The widespread and indiscriminate use of insecticides has resulted in serious adverse impacts on the environment as well as human health. However, due to the lack of viable alternatives at present, insecticides are expected to be an indispensable part of agricultural practices. Various physicochemical approaches have been adopted for the remediation of such recalcitrant chemicals. The only environmentally acceptable way to reduce this contamination is through bioremediation. The use of indigenous bacteria from insecticide-contaminated sites can result in faster degradation in addition to protecting the soil microflora and enhancing the enzyme activity.

The overall findings reported here demonstrate the significant contribution of microorganisms in the degradation of imidacloprid. The presence and action of indigenous microorganisms are essential for the effective remediation of contaminants from the environment. The bacterial isolate, Tepidibacillus decaturensis strain ST1, used in the present study could effectively degrade imidacloprid up to 250 ppm in liquid media, slurry, and in soil microcosms. Consequently, the isolate may be effectively utilized for imidacloprid remediation in agricultural soil.
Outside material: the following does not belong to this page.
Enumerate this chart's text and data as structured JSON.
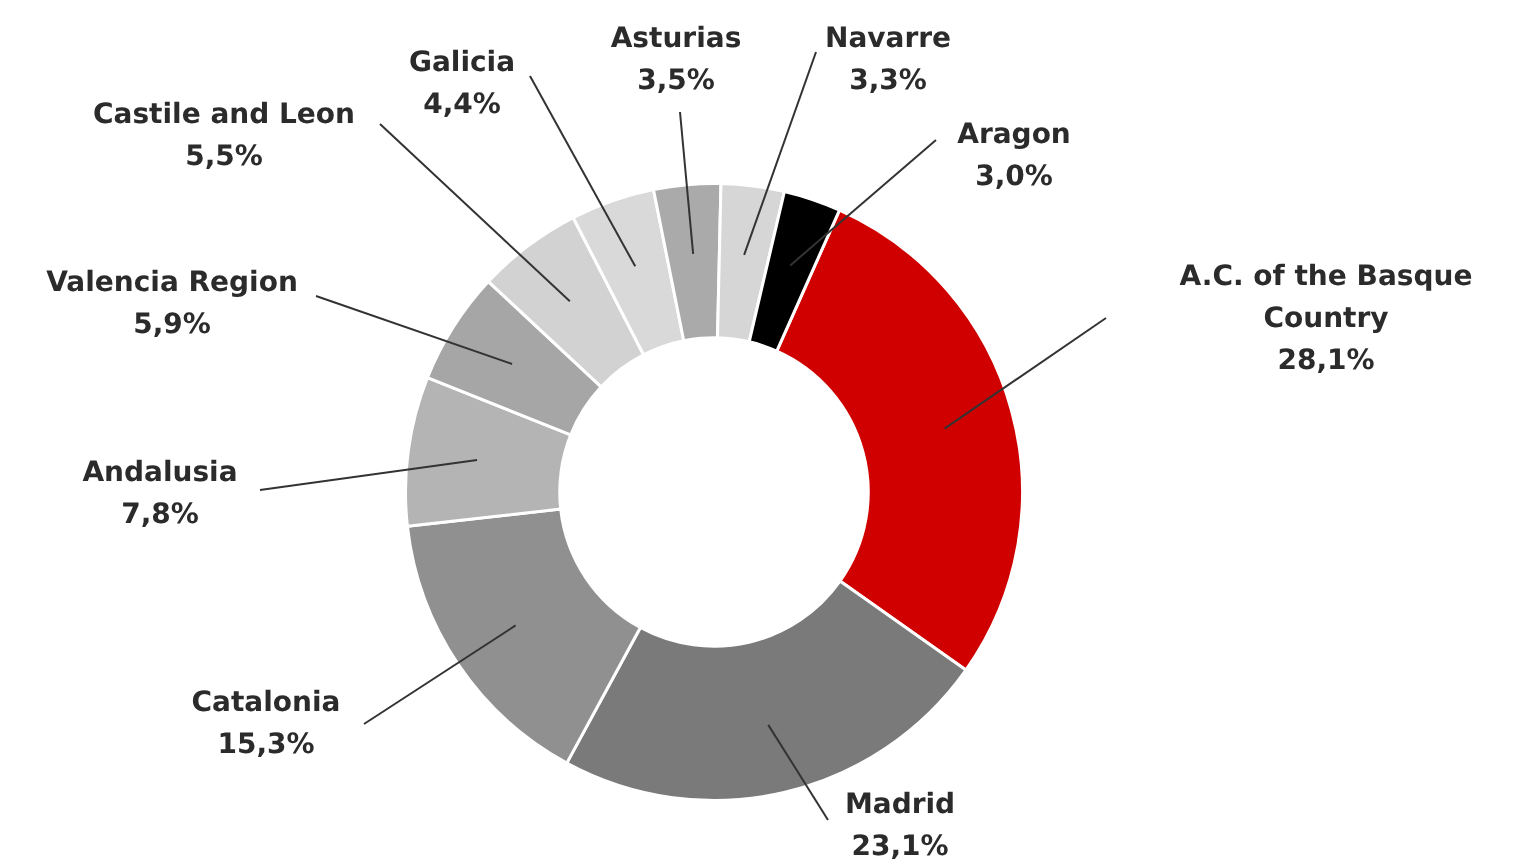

In a few previously published reports, the role of bacterial species have been studied in imidacloprid biodegradation, but, to the best of our knowledge, this is the first study in which role and contribution of factors other than bacterial degradation were identified and evaluated. It was found that volatilization, self-degradation, uptake by plant, etc., also contribute in the degradation imidacloprid along with bacterial degradation.

The presence of indigenous bacterial communities with natural remediation potential can be used to generate site-specific bioremediation of polluted soil. Laboratory microcosms are excellent alternatives to field experiments, which are typically expensive and influenced by variations in environmental conditions, and standard laboratory tests, the results of which are infrequently reflective of the real world since the experimental conditions and microorganisms used in the study may not be site-specific. Moreover, due to the relatively smaller size of microcosms, multiple replicates can be produced to study and establish a relationship between different microorganisms and the environmental conditions that suit best for the selected microbes for more efficient degradation of insecticides.